Bien que plusieurs années s'étaient écoulées depuis que Loralai avait rejoint la mort, Kaya n'avait cessé de penser à elle. Comment l'oublier, cette ange ? Comment oublier le lien qui les unissait ?
Lorsqu'elle avait dû accepter cette réalité où Loralai n'était plus qu'un souvenir alimenté par une pierre tombale et quelques photos, Kaya s'était écroulée. Sa vie n'avait plus aucun sens désormais. Elle avait perdu tout ce qui la retenait...
Elle avait voulu en finir avec la vie.
Mais qui était-elle, jeune femme intelligente, aisée, en bonne santé, pour désirer cela ?
Certes, elle était emplie de chagrin. Toutefois, elle ne connaissait rien à la vie. Là où elle habitait dans une maison, d'autres dormaient sous des porches. Là où elle mangeait à sa faim, d'autres se nourrissaient de minimes trouvailles comestibles. Là où elle respirait la force et la santé, d'autres supportaient les prothèses et les soins quotidiens.
En somme, elle méconnaissait la vie et ses leçons qui en mettaient certains à terre.
C'est donc submergée de tristesse et consumée par l'affliction qu'elle a continué de marcher sur le chemin de l'existence. Au fil de sa marche, des personnes entraient et sortaient de sa vie, sans n'avoir jamais remplacé Loralai. Au fil du temps qui s'écoulait, des saisons qui passaient, Kaya se métamorphosait pour passer de jeune femme rongée par le deuil à femme épanouie, gardant néanmoins des séquelles de sa mélancolie. Son visage d'antan, où se devinaient les larmes qu'elle n'avait cessées de verser, était devenu ridé, camouflant les preuves de son désespoir. Ses cheveux d'ébène avaient pris la même couleur que l'âme de Kaya. Ils étaient devenus gris...
Et, aujourd'hui, même si elle avait envisagé de se soustraire à la vie, elle ne regrettait nullement d'avoir continué. Après tout, elle était bien placée pour savoir que vieillir est un privilège refusé à beaucoup... Et aujourd'hui, à l'âge où la silhouette de la mort se dessinait à l'horizon, sa vie était comblée.

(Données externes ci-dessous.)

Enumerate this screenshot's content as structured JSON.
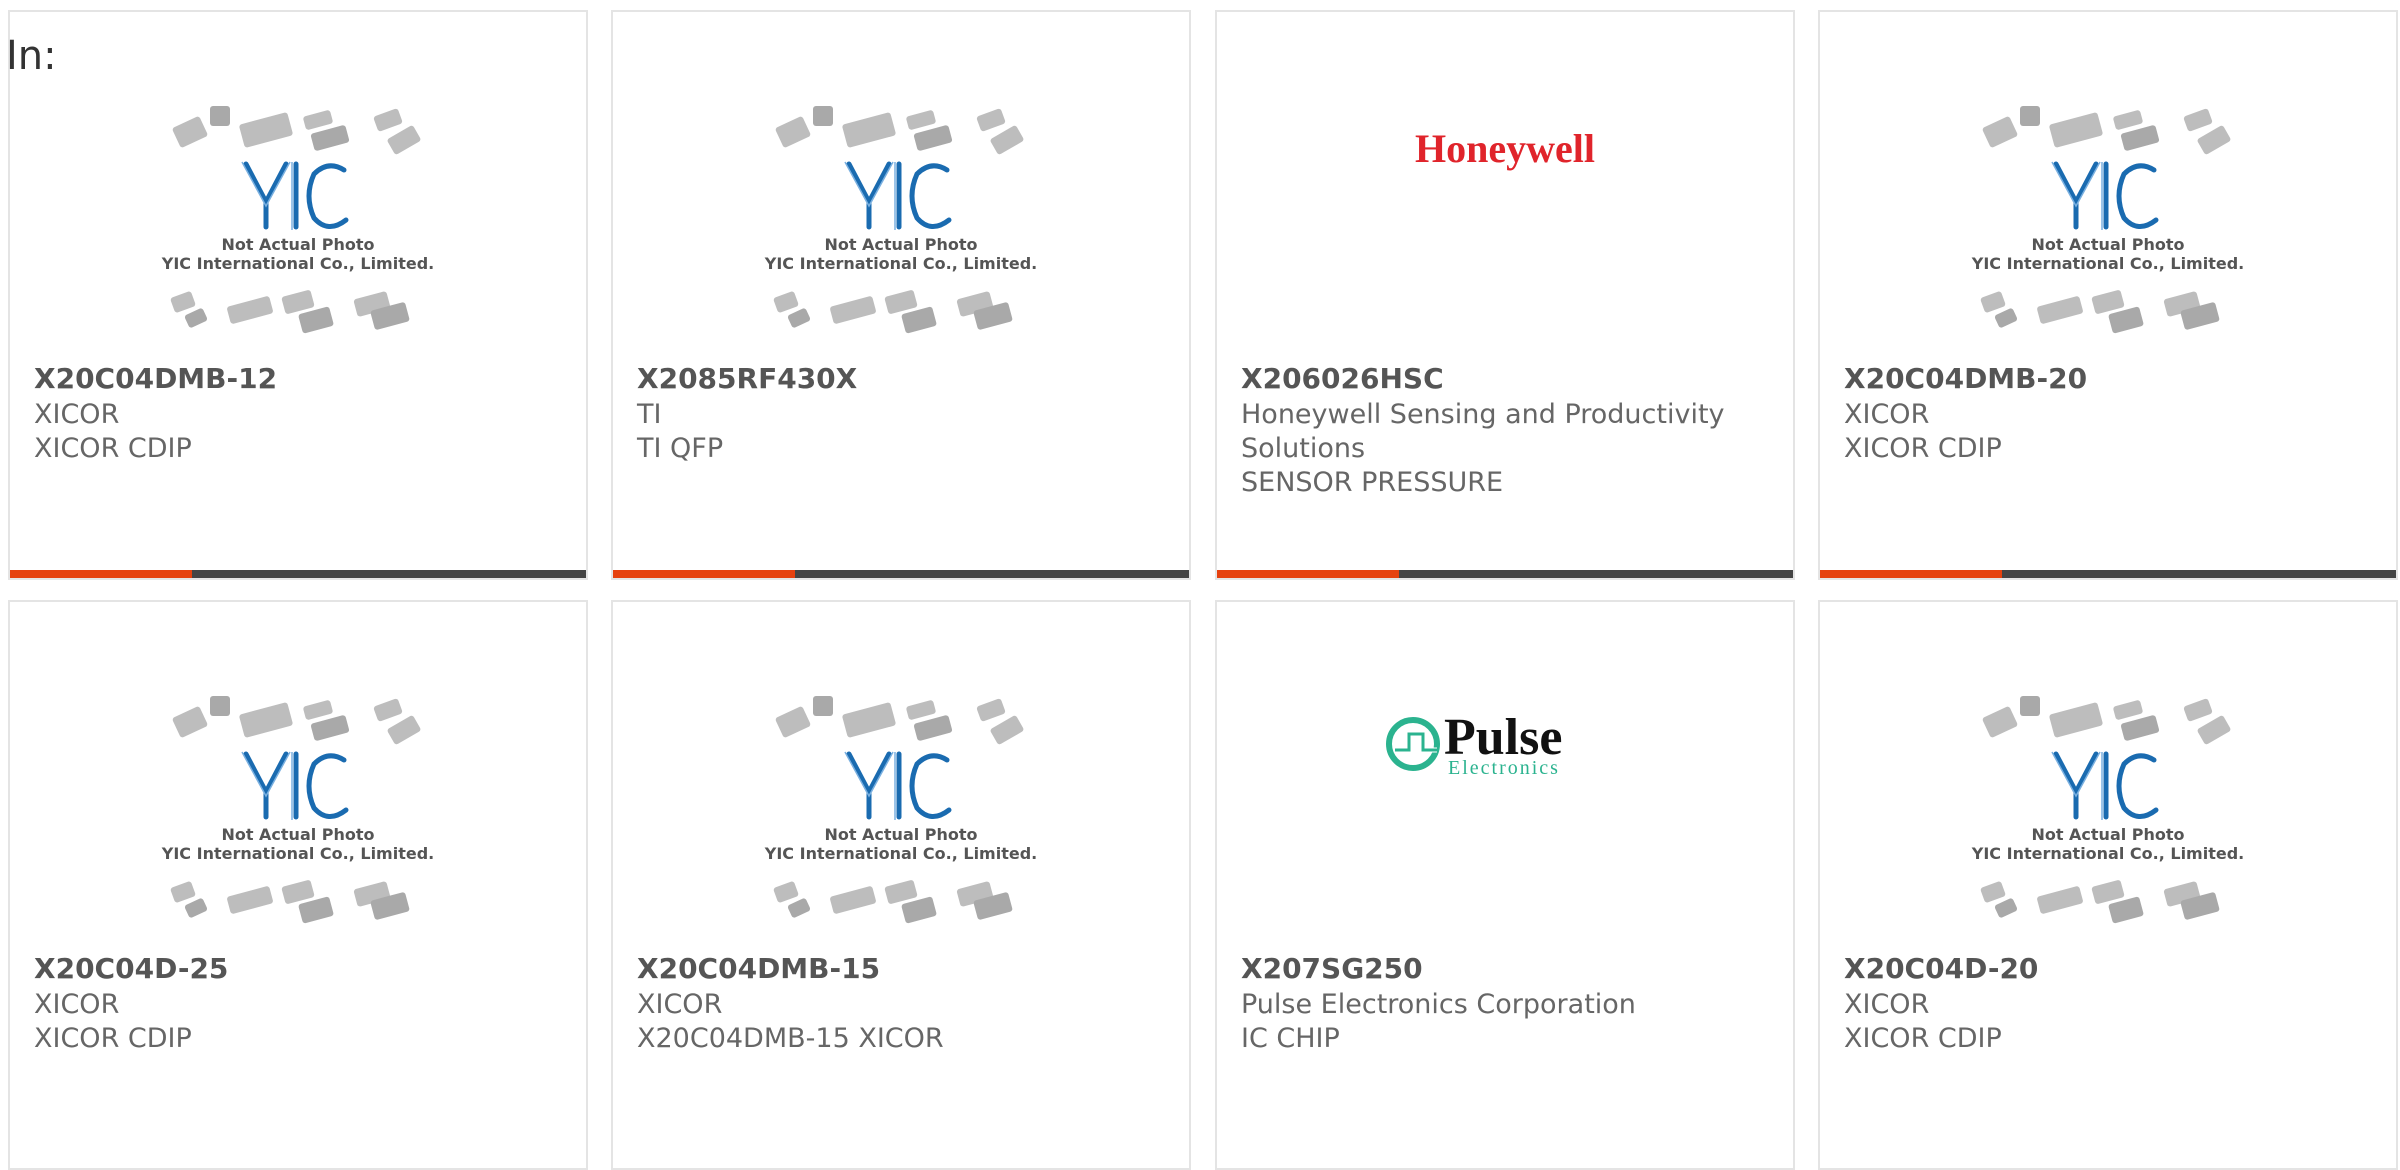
{
  "header": {
    "label": "In:"
  },
  "products": [
    {
      "part": "X20C04DMB-12",
      "manufacturer": "XICOR",
      "description": "XICOR CDIP",
      "image": "yic-placeholder"
    },
    {
      "part": "X2085RF430X",
      "manufacturer": "TI",
      "description": "TI QFP",
      "image": "yic-placeholder"
    },
    {
      "part": "X206026HSC",
      "manufacturer": "Honeywell Sensing and Productivity Solutions",
      "description": "SENSOR PRESSURE",
      "image": "honeywell-logo"
    },
    {
      "part": "X20C04DMB-20",
      "manufacturer": "XICOR",
      "description": "XICOR CDIP",
      "image": "yic-placeholder"
    },
    {
      "part": "X20C04D-25",
      "manufacturer": "XICOR",
      "description": "XICOR CDIP",
      "image": "yic-placeholder"
    },
    {
      "part": "X20C04DMB-15",
      "manufacturer": "XICOR",
      "description": "X20C04DMB-15 XICOR",
      "image": "yic-placeholder"
    },
    {
      "part": "X207SG250",
      "manufacturer": "Pulse Electronics Corporation",
      "description": "IC CHIP",
      "image": "pulse-logo"
    },
    {
      "part": "X20C04D-20",
      "manufacturer": "XICOR",
      "description": "XICOR CDIP",
      "image": "yic-placeholder"
    }
  ],
  "placeholder": {
    "line1": "Not Actual Photo",
    "line2": "YIC International Co., Limited."
  },
  "logos": {
    "honeywell": "Honeywell",
    "pulse_main": "Pulse",
    "pulse_sub": "Electronics"
  },
  "colors": {
    "accent": "#e6410e",
    "bar": "#444444",
    "honeywell_red": "#e0242b",
    "pulse_teal": "#2bb38f",
    "yic_blue": "#1a6bb0"
  }
}
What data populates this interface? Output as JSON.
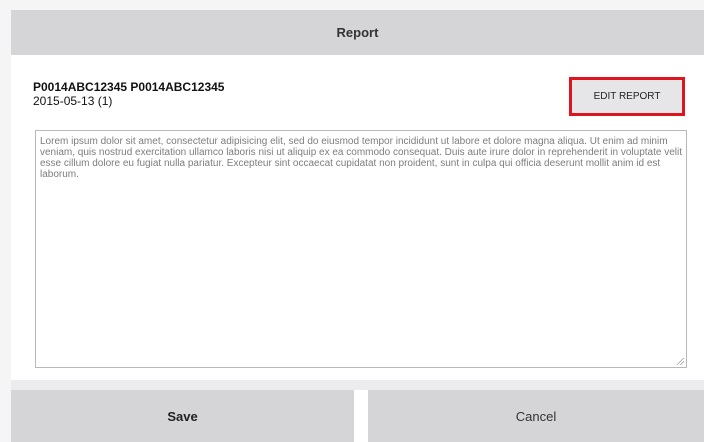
{
  "dialog": {
    "title": "Report"
  },
  "report": {
    "id_line": "P0014ABC12345 P0014ABC12345",
    "date_line": "2015-05-13 (1)",
    "edit_button_label": "EDIT REPORT",
    "body_text": "Lorem ipsum dolor sit amet, consectetur adipisicing elit, sed do eiusmod tempor incididunt ut labore et dolore magna aliqua. Ut enim ad minim veniam, quis nostrud exercitation ullamco laboris nisi ut aliquip ex ea commodo consequat. Duis aute irure dolor in reprehenderit in voluptate velit esse cillum dolore eu fugiat nulla pariatur. Excepteur sint occaecat cupidatat non proident, sunt in culpa qui officia deserunt mollit anim id est laborum."
  },
  "footer": {
    "save_label": "Save",
    "cancel_label": "Cancel"
  },
  "colors": {
    "header_bg": "#d5d5d8",
    "highlight_border": "#e0141e",
    "button_bg": "#d5d5d8"
  }
}
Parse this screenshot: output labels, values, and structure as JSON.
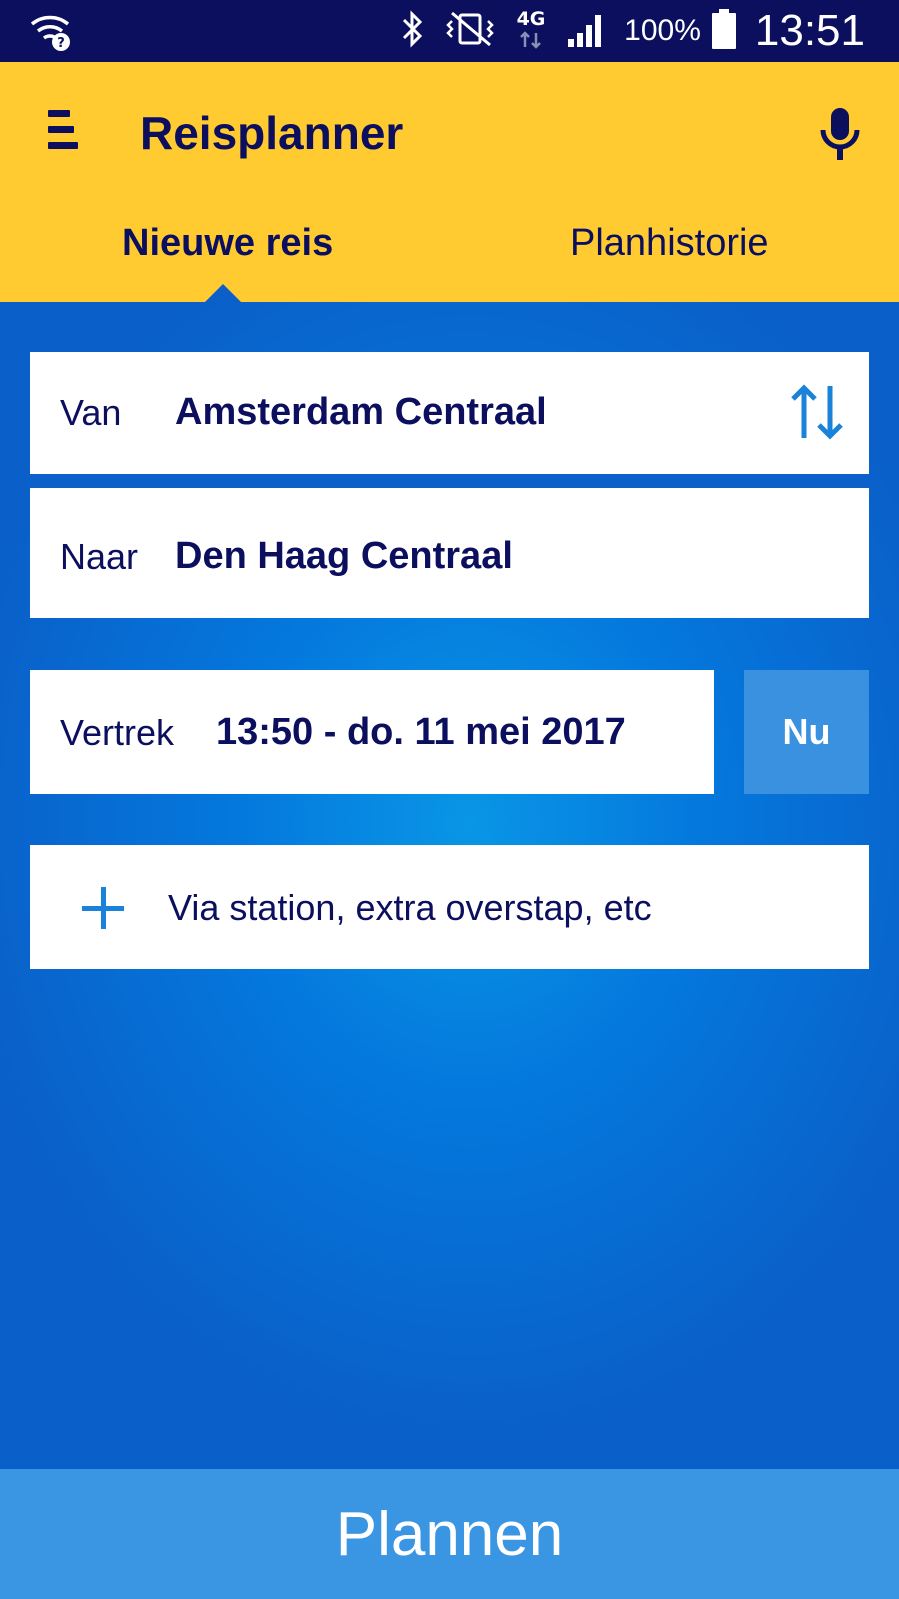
{
  "status_bar": {
    "battery_text": "100%",
    "time": "13:51",
    "network_label": "4G",
    "icons": [
      "wifi-question-icon",
      "bluetooth-icon",
      "vibrate-icon",
      "network-4g-icon",
      "signal-icon",
      "battery-icon"
    ]
  },
  "app_bar": {
    "title": "Reisplanner",
    "background_color": "#ffcb31",
    "text_color": "#0b0f5e",
    "menu_icon": "menu-icon",
    "mic_icon": "microphone-icon"
  },
  "tabs": [
    {
      "label": "Nieuwe reis",
      "selected": true
    },
    {
      "label": "Planhistorie",
      "selected": false
    }
  ],
  "from": {
    "label": "Van",
    "value": "Amsterdam Centraal"
  },
  "to": {
    "label": "Naar",
    "value": "Den Haag Centraal"
  },
  "swap_icon": "swap-vertical-icon",
  "departure": {
    "label": "Vertrek",
    "value": "13:50 - do. 11 mei 2017"
  },
  "now_button": {
    "label": "Nu"
  },
  "via": {
    "label": "Via station, extra overstap, etc",
    "icon": "plus-icon"
  },
  "plan_button": {
    "label": "Plannen"
  },
  "colors": {
    "accent_blue": "#1a82d8",
    "button_blue": "#3a95e2",
    "background_blue": "#0a5fc8"
  }
}
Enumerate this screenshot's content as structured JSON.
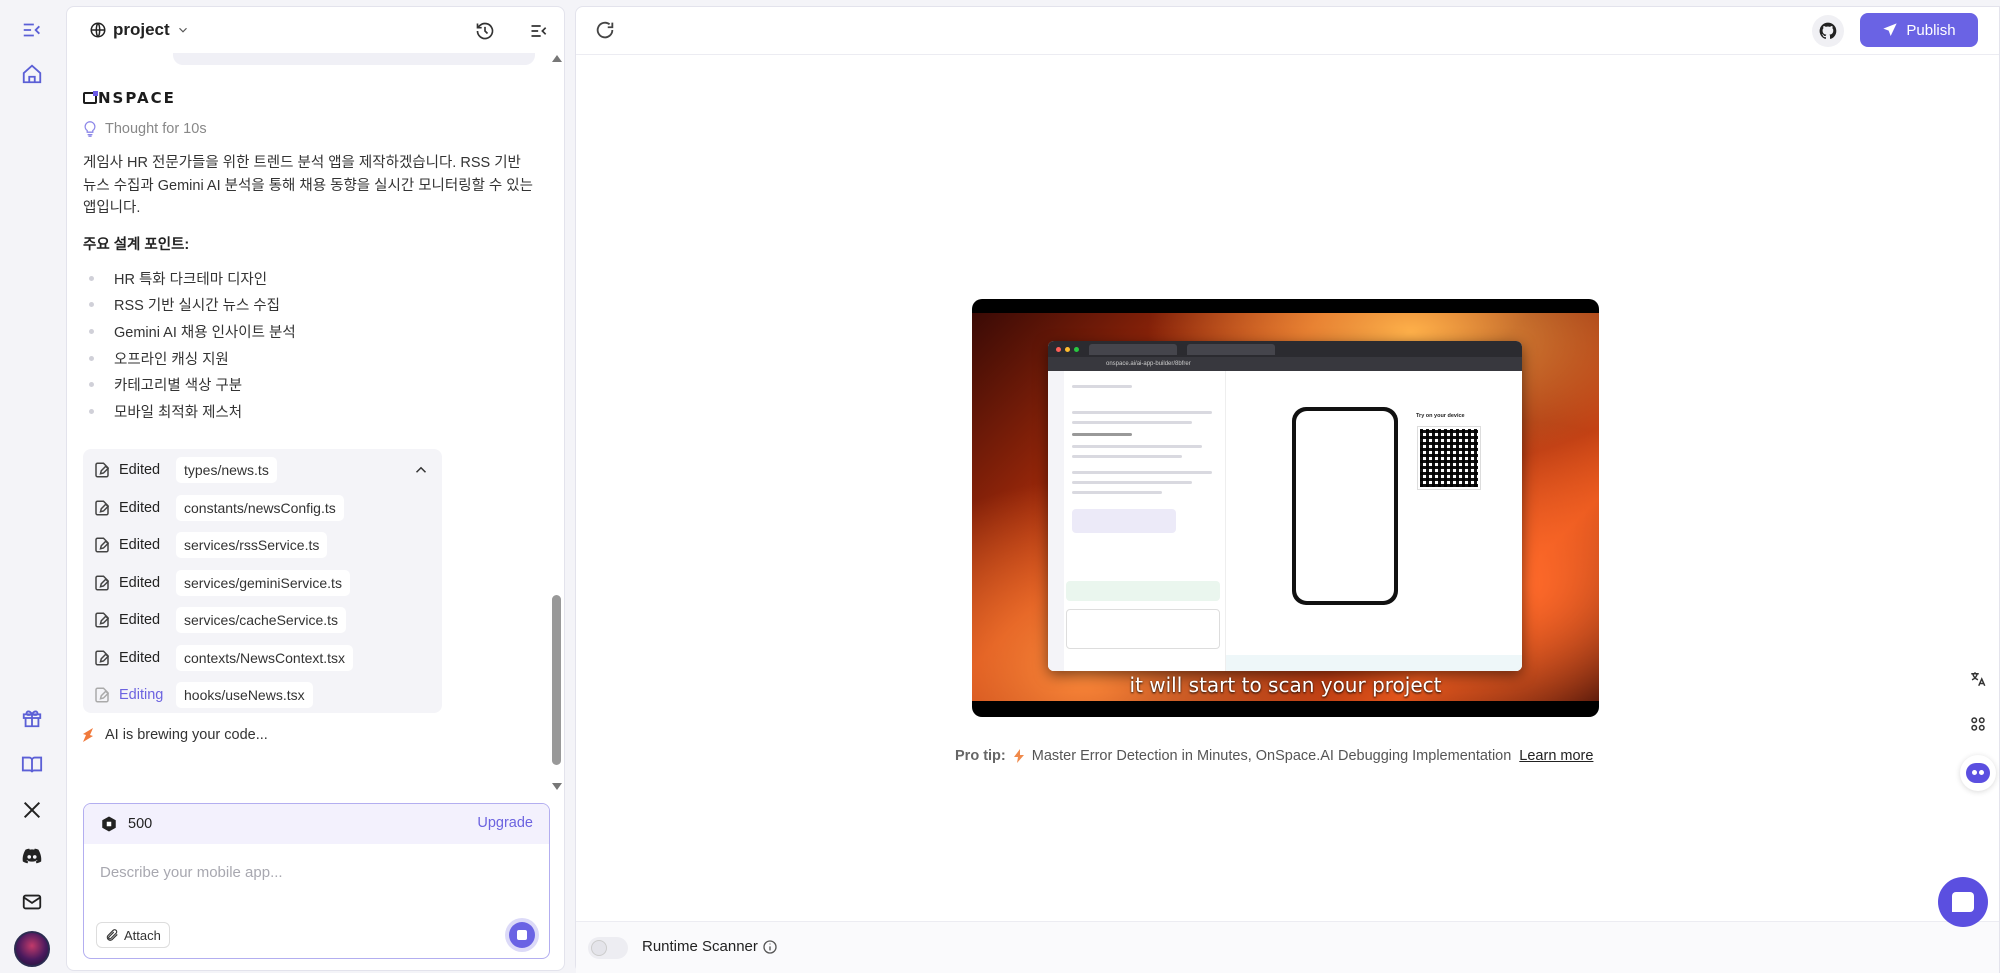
{
  "project": {
    "title": "project"
  },
  "chat": {
    "brand": "NSPACE",
    "thought_label": "Thought for 10s",
    "intro": "게임사 HR 전문가들을 위한 트렌드 분석 앱을 제작하겠습니다. RSS 기반 뉴스 수집과 Gemini AI 분석을 통해 채용 동향을 실시간 모니터링할 수 있는 앱입니다.",
    "design_points_title": "주요 설계 포인트:",
    "design_points": [
      "HR 특화 다크테마 디자인",
      "RSS 기반 실시간 뉴스 수집",
      "Gemini AI 채용 인사이트 분석",
      "오프라인 캐싱 지원",
      "카테고리별 색상 구분",
      "모바일 최적화 제스처"
    ],
    "edits": [
      {
        "verb": "Edited",
        "file": "types/news.ts"
      },
      {
        "verb": "Edited",
        "file": "constants/newsConfig.ts"
      },
      {
        "verb": "Edited",
        "file": "services/rssService.ts"
      },
      {
        "verb": "Edited",
        "file": "services/geminiService.ts"
      },
      {
        "verb": "Edited",
        "file": "services/cacheService.ts"
      },
      {
        "verb": "Edited",
        "file": "contexts/NewsContext.tsx"
      },
      {
        "verb": "Editing",
        "file": "hooks/useNews.tsx"
      }
    ],
    "status": "AI is brewing your code..."
  },
  "composer": {
    "credits": "500",
    "upgrade_label": "Upgrade",
    "placeholder": "Describe your mobile app...",
    "attach_label": "Attach"
  },
  "preview": {
    "publish_label": "Publish",
    "video_caption": "it will start to scan your project",
    "video_url": "onspace.ai/ai-app-builder/8bfrer",
    "video_try_label": "Try on your device",
    "pro_tip_label": "Pro tip:",
    "pro_tip_text": "Master Error Detection in Minutes, OnSpace.AI Debugging Implementation",
    "learn_more": "Learn more",
    "runtime_scanner_label": "Runtime Scanner"
  },
  "colors": {
    "accent": "#6a63e4",
    "active_edit": "#6c63e0"
  }
}
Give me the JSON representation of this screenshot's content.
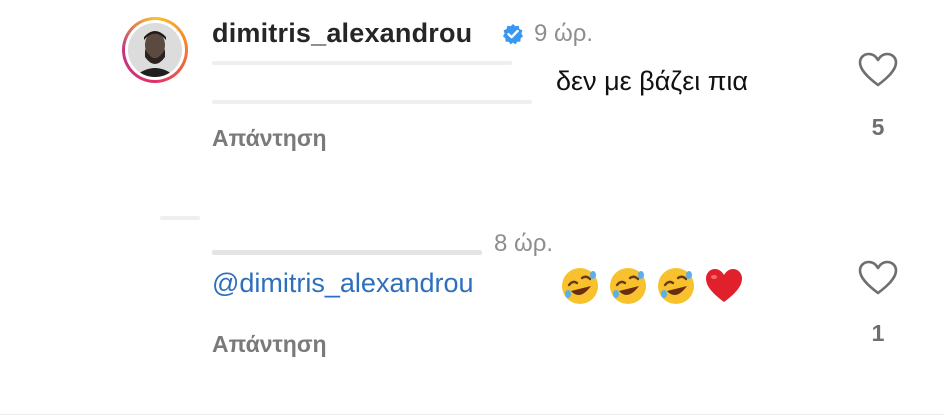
{
  "comments": [
    {
      "username": "dimitris_alexandrou",
      "verified": true,
      "time": "9 ώρ.",
      "text": "δεν με βάζει πια",
      "reply_label": "Απάντηση",
      "likes": "5",
      "avatar_icon": "profile-photo-avatar",
      "like_icon": "heart-outline-icon"
    },
    {
      "username": "",
      "time": "8 ώρ.",
      "mention": "@dimitris_alexandrou",
      "emojis": [
        "rolling-on-floor-laughing-emoji",
        "rolling-on-floor-laughing-emoji",
        "rolling-on-floor-laughing-emoji",
        "red-heart-emoji"
      ],
      "reply_label": "Απάντηση",
      "likes": "1",
      "like_icon": "heart-outline-icon"
    }
  ],
  "colors": {
    "username": "#262626",
    "meta": "#8e8e8e",
    "mention": "#2e6fbd",
    "verified": "#3897f0",
    "heart": "#e0202b"
  }
}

Elle avait aussi eu la chance de rencontrer des personnes qui avaient su lui redonner le goût de vivre. Et puis, à son tour, elle l'a donnée, la vie.
Des enfants magnifiques, qu'elle chérissait de tout son coeur, leur offrant l'amour qu'il lui restait, celui qu'elle n'avait pas pu donner à Loralai.
C'étaient eux qui avaient égayé sa chambre d'hôpital. Eux ainsi que leurs enfants. Leurs dessins, leurs créations, lui avaient permis de ne pas sombrer dans les regrets et la déprime quand, trop faible pour s'occuper d'elle-même et de sa santé dégradante, elle avait dû remettre sa vie entre les mains de ceux qu'elle détestait. Entre les mains de ceux qui avaient écourté la vie de Loralai...
Cette chambre, ces murs, ces odeurs, ces gens qui se voulaient compatissants... Tout cela lui rappelait l'époque où sa moitié était encore à ses côtés. Était encore là pour lui tenir la main.
Elle éprouvait enfin toutes les émotions quotidiennes de Loralai. Excepté la solitude et l'absence de soutien et d'amour de la part des proches...
Et cela lui brisait le coeur... Pourquoi Loralai, une femme magnifique, un ange tombé du ciel, avait subi les pires penchants, les pires défauts, de l'humanité ?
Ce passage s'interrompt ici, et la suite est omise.